October 7, 2012 11:06 AM   Subscribe

I drink nondairy milks (mostly almond, some soy) and eat tofu. When I have made these things in the past, I have enjoyed the results but ended up with a lot of dirty dishes. A friend recommended the Soyajoy G3, which is a countertop electric appliance that heats and grinds the nuts/beans (previously in 2005, about an earlier model). Does anyone have experience with electric soy/nut-milk makers?
posted by catlet to Food & Drink (2 answers total) 4 users marked this as a favorite
 
I make soy milk for the household about once a week with a SoyQuick, using beans purchased in bulk. I've also made mung bean, rice, and almond milks with my appliance, and tofu from my homemade soy milk.

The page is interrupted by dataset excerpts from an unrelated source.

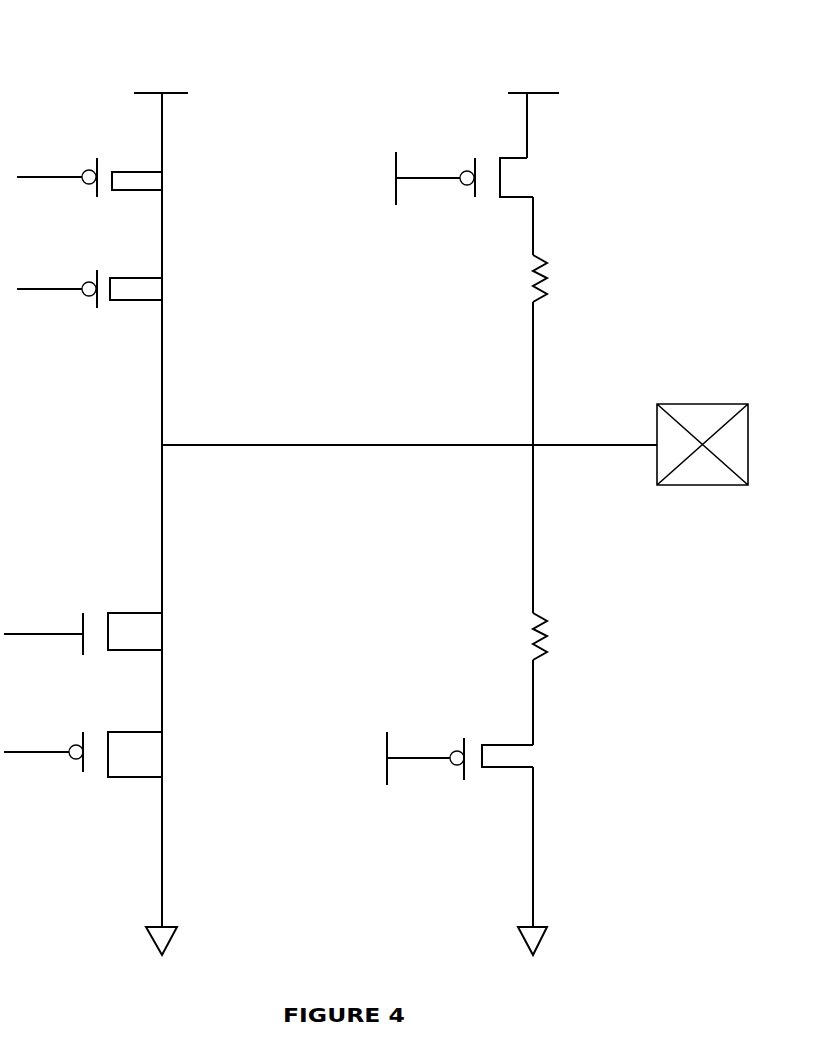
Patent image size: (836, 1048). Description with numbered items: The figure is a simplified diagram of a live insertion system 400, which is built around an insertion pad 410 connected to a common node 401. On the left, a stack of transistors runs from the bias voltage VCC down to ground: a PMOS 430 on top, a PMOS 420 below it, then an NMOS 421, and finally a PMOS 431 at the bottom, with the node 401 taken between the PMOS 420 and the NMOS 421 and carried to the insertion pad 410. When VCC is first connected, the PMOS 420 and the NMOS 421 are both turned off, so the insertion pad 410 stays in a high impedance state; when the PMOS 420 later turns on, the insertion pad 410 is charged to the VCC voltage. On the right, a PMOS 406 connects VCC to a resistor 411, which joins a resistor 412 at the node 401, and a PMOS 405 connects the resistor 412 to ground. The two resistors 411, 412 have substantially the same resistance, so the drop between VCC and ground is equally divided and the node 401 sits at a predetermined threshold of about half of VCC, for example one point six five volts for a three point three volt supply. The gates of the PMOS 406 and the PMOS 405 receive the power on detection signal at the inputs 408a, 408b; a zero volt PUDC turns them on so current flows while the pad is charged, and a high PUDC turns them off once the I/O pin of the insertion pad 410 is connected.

The live insertion system 400 is at (411, 487).
The node 401 is at (535, 435).
The PMOS 405 is at (535, 723).
The PMOS 406 is at (528, 140).
The PUDC control signal input 408a is at (428, 212).
The PUDC control signal input 408b is at (378, 705).
The insertion pad 410 is at (748, 428).
The resistor 411 is at (575, 253).
The resistor 412 is at (573, 622).
The PMOS 420 is at (29, 270).
The NMOS 421 is at (22, 623).
The PMOS 430 is at (29, 167).
The PMOS 431 is at (16, 743).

Tofu is messy to make and I can get a good selection of inexpensive tofu from several nearby sources, so I don't make my own tofu. I did a cost comparison of commercial and homemade almond milk and decided to get a few litres as a treat a couple of times a year when I find a good sale: milk on sale at 3x1L for $5 is cheaper than I can find almonds for milk (best sale prices now running over $5/lb). I keep making soy milk because it's ridiculously inexpensive for a good product. I quickly grew to prefer the unsweetened taste and thinner texture of my homemade milk, which works as well as the $4 2L boxes in cooking and baking as well as for drinking. I liked rice milk when I made it but it's never been one of my dietary mainstays.

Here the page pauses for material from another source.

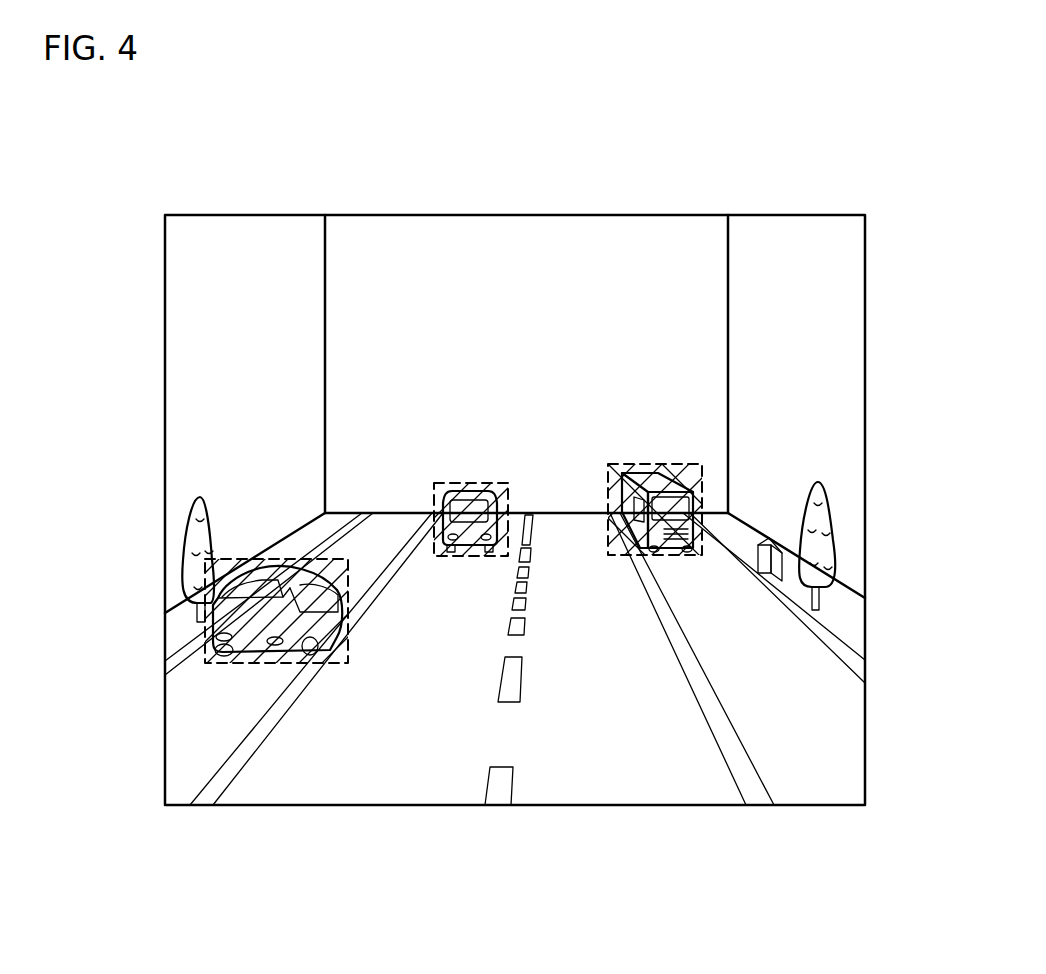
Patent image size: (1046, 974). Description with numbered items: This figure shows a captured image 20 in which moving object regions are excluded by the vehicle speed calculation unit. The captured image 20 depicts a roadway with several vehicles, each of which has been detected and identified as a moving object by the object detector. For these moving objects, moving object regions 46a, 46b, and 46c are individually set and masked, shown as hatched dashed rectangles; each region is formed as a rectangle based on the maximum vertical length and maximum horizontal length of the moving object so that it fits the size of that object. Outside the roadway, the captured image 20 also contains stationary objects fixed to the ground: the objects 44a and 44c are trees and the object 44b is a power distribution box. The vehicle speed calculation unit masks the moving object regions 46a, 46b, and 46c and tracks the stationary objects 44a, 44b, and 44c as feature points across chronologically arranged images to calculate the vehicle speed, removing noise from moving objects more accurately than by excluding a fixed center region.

Cleanup is a minor nuisance, best tended to before things cool down to room temperature.
posted by thatdawnperson at 11:53 AM on October 7, 2012 [1 favorite]

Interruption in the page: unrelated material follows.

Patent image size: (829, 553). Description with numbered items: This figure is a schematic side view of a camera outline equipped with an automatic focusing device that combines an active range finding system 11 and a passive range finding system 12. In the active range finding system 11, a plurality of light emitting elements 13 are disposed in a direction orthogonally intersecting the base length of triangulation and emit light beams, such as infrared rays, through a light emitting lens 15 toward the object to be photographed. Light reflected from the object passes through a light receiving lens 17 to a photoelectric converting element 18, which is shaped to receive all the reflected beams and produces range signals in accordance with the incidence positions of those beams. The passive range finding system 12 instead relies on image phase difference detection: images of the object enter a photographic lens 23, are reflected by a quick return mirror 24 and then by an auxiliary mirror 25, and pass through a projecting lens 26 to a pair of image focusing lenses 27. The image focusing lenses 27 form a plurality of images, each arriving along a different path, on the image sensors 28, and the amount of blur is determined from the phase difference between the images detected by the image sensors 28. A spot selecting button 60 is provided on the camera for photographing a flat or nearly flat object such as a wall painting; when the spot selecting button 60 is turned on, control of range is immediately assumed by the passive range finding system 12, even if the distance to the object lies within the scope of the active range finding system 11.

I used to live in a house that used a SoyaJoy. Things to consider:

-The grinding process is noisy. Plan to make your soymilk at a time when no one is sleeping or doing something they need to concentrate on.

-Milk is thinner than what you buy from the store. I found it perfectly fine for coffee and baking but less ideal for drinking straight or putting on cereal. I don't recall using the milk for vegan versions of rich dishes like cream soups, but I imagine that's another place where it wouldn't work as well. YMMV.

-Agreed with thatdawnperson about cleaning the machine before the soybean residue cools down. I'd also add that the blades are very small, and you'll want some sort of fine brush for getting the gunk out from under all the little moving pieces. A toothbrush works well.

-At the end of the soy-milk making process, you'll be left with a mass of unprocessed soy pulp. (Okara.) You can flavor the okara and cook it more or less as is, but I found it damn near inedible--still feel a bit sick when I think about okara nuggets. If you're going to save okara, imho, it's better to find ways to sneak it into baked goods or otherwise disguise it. My house used to make good okara waffles.